Accélérateur de buzz

Le choix des marques se fait au coup de cœur et au coup de foudre de Sarah Lerfel, qui assure seule les achats. "C'est un travail de dénicheur, raconte-t-elle. Il faut que les nouveautés fonctionnent avec les marques déjà présentes, dont certaines sont quasi résidentes, fidèles depuis l'ouverture. C'est une sorte d'alchimie, avec un équilibre à 50-50 entre les nouvelles marques et les anciennes." Selon elle, tout peut être tendance : un magazine, une paire de baskets, un styliste, un chef cuisinier... Pour les marques, Colette s'avère un formidable accélérateur de buzz. C'est assez dire que Sarah Lerfel est sollicitée.

Le concept Colette peut-il être reproduit ailleurs ? Cette question lui a été posée des centaines de fois. "Moins maintenant", s'amuse Sarah Lerfel, mais la réponse n'a pas varié: c'est non. "Colette est un objet unique. Cela tient aussi au lieu, qui a précédé l'idée, qui n'est donc pas reproductible." En revanche, Colette exporte régulièrement des "événements", à Tokyo ou, tout récemment, à New York sur la 5e Avenue avec Gap.
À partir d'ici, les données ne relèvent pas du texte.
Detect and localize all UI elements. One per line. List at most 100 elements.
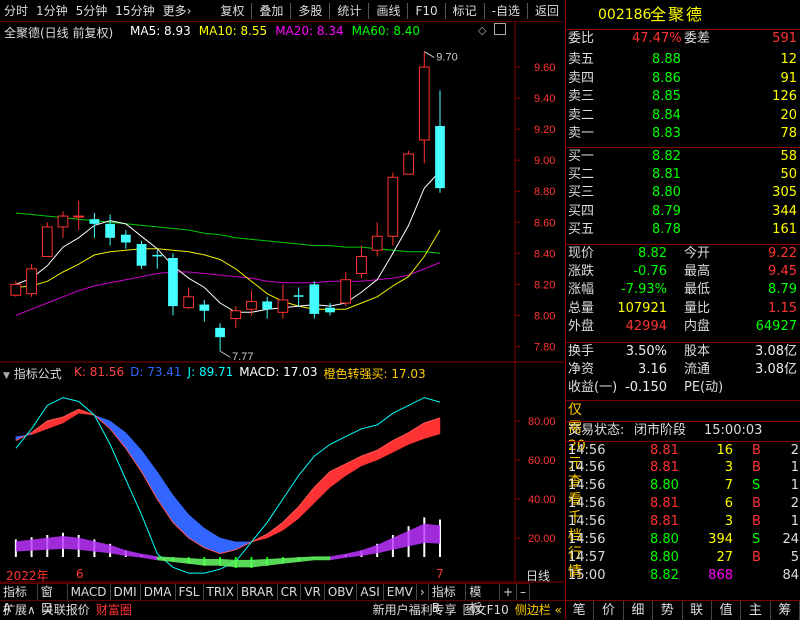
candle-body-down	[293, 295, 304, 297]
candle-body-down	[215, 327, 225, 338]
indicator-tab-0[interactable]: 指标A	[0, 584, 38, 615]
tick-time: 14:56	[568, 478, 606, 493]
period-tab-2[interactable]: 5分钟	[72, 0, 112, 22]
indicator-tab-2[interactable]: MACD	[68, 584, 111, 600]
indicator-tab-15[interactable]: 模 板	[466, 584, 500, 615]
chart-tools: 复权 叠加 多股 统计 画线 F10 标记 -自选 返回	[216, 0, 563, 22]
buys-row-4[interactable]: 买五 8.78 161	[566, 221, 800, 239]
bottom-link-2[interactable]: 财富圈	[93, 601, 135, 620]
buys-row-1[interactable]: 买二 8.81 50	[566, 166, 800, 184]
buys-label: 买五	[568, 222, 595, 237]
tool-button-3[interactable]: 统计	[333, 0, 365, 22]
tick-time: 14:56	[568, 514, 606, 529]
indicator-tab-7[interactable]: BRAR	[238, 584, 278, 600]
panel-tab-1[interactable]: 价	[594, 601, 624, 620]
sells-row-3[interactable]: 卖二 8.84 20	[566, 107, 800, 125]
indicator-tab-6[interactable]: TRIX	[204, 584, 238, 600]
period-tab-0[interactable]: 分时	[0, 0, 32, 22]
window-toggle-icon[interactable]	[494, 23, 506, 35]
ind-legend-1: D: 73.41	[130, 365, 182, 379]
panel-tab-0[interactable]: 笔	[565, 601, 595, 620]
tool-button-5[interactable]: F10	[411, 0, 441, 22]
tick-price: 8.81	[650, 514, 679, 529]
sells-row-0[interactable]: 卖五 8.88 12	[566, 51, 800, 69]
price-tick-label: 8.40	[534, 248, 555, 260]
stats2-cell: 3.16	[638, 361, 667, 377]
stats-cell: 8.79	[768, 282, 797, 297]
stats-cell: 今开	[684, 246, 711, 261]
stats-row-2: 涨幅 -7.93% 最低 8.79	[566, 281, 800, 299]
tool-button-4[interactable]: 画线	[372, 0, 404, 22]
sells-row-2[interactable]: 卖三 8.85 126	[566, 88, 800, 106]
kd-ribbon-segment	[298, 486, 315, 520]
tool-button-8[interactable]: 返回	[531, 0, 563, 22]
period-tab-3[interactable]: 15分钟	[111, 0, 158, 22]
tick-price: 8.80	[650, 550, 679, 565]
sells-volume: 12	[780, 52, 797, 67]
candle-body-down	[120, 234, 131, 243]
bottom-link-0[interactable]: 扩展∧	[0, 601, 39, 620]
indicator-tab-5[interactable]: FSL	[176, 584, 204, 600]
sells-volume: 91	[780, 70, 797, 86]
indicator-menu-icon[interactable]: ▼	[3, 371, 10, 381]
sells-volume: 126	[772, 89, 797, 104]
panel-tab-2[interactable]: 细	[624, 601, 654, 620]
indicator-tab-1[interactable]: 窗口	[38, 584, 68, 615]
panel-tab-6[interactable]: 主	[741, 601, 771, 620]
panel-tab-5[interactable]: 值	[712, 601, 742, 620]
period-tab-1[interactable]: 1分钟	[32, 0, 72, 22]
toolbar-divider	[290, 2, 292, 19]
diamond-icon[interactable]: ◇	[478, 24, 486, 37]
indicator-tab-4[interactable]: DMA	[141, 584, 176, 600]
indicator-tab-13[interactable]: ›	[417, 584, 429, 600]
bottom-right-link-2[interactable]: 侧边栏 «	[512, 601, 565, 620]
sells-label: 卖三	[568, 89, 595, 104]
indicator-tab-11[interactable]: ASI	[357, 584, 384, 600]
indicator-tab-9[interactable]: VR	[301, 584, 325, 600]
panel-tab-7[interactable]: 筹	[771, 601, 800, 620]
tool-button-1[interactable]: 叠加	[255, 0, 287, 22]
indicator-tab-3[interactable]: DMI	[111, 584, 141, 600]
sells-volume: 20	[780, 107, 797, 123]
stock-name: 全聚德	[650, 5, 705, 24]
panel-tab-4[interactable]: 联	[683, 601, 712, 620]
sells-row-4[interactable]: 卖一 8.83 78	[566, 125, 800, 143]
buys-row-2[interactable]: 买三 8.80 305	[566, 184, 800, 202]
stats2-cell: 净资	[568, 361, 595, 377]
chart-title: 全聚德(日线 前复权)	[4, 26, 114, 40]
buys-row-3[interactable]: 买四 8.79 344	[566, 203, 800, 221]
price-tick-label: 8.00	[534, 310, 555, 322]
macd-ribbon-segment	[314, 556, 331, 561]
indicator-tab-12[interactable]: EMV	[384, 584, 417, 600]
panel-tab-3[interactable]: 势	[653, 601, 683, 620]
stats-cell: 8.82	[638, 246, 667, 261]
tool-button-0[interactable]: 复权	[216, 0, 248, 22]
sells-price: 8.83	[652, 126, 681, 141]
buys-volume: 58	[780, 149, 797, 164]
buys-row-0[interactable]: 买一 8.82 58	[566, 147, 800, 165]
tool-button-6[interactable]: 标记	[449, 0, 481, 22]
candle-body-down	[89, 219, 100, 224]
tool-button-2[interactable]: 多股	[294, 0, 326, 22]
ind-tick-label: 40.00	[528, 494, 556, 506]
indicator-tab-16[interactable]: +	[500, 584, 517, 600]
ma-legend: MA5: 8.93 MA10: 8.55 MA20: 8.34 MA60: 8.40	[130, 24, 420, 38]
ma-legend-2: MA20: 8.34	[275, 24, 344, 38]
tick-time: 15:00	[568, 568, 606, 583]
bottom-right-link-0[interactable]: 新用户福利专享	[370, 601, 460, 620]
candle-body-up	[277, 299, 289, 313]
candle-body-down	[435, 126, 445, 189]
indicator-tab-8[interactable]: CR	[278, 584, 302, 600]
period-tab-4[interactable]: 更多›	[159, 0, 196, 22]
kd-ribbon-segment	[408, 422, 425, 445]
promo-banner[interactable]: 仅需20元查看千档行情	[566, 400, 800, 580]
bottom-right-link-1[interactable]: 图文F10	[460, 601, 512, 620]
indicator-tab-10[interactable]: OBV	[325, 584, 358, 600]
ind-legend-3: MACD: 17.03	[239, 365, 318, 379]
sells-row-1[interactable]: 卖四 8.86 91	[566, 70, 800, 88]
day-period-label: 日线	[526, 569, 551, 583]
tool-button-7[interactable]: -自选	[488, 0, 524, 22]
indicator-tab-14[interactable]: 指标B	[429, 584, 467, 615]
indicator-tab-17[interactable]: –	[517, 584, 530, 600]
bottom-link-1[interactable]: 关联报价	[39, 601, 93, 620]
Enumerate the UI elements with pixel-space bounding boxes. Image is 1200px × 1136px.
Non transposable, Colette n'est pas davantage cessible.  Propriétaires des 700m2 du magasin et de deux appartements situés juste au-dessus, Sarah Lerfel et sa mère tiennent farouchement à leur indépendance. L'avenir, Sarah le résume simplement, en une ultime recette du succès : "Des surprises, encore et toujours des surprises."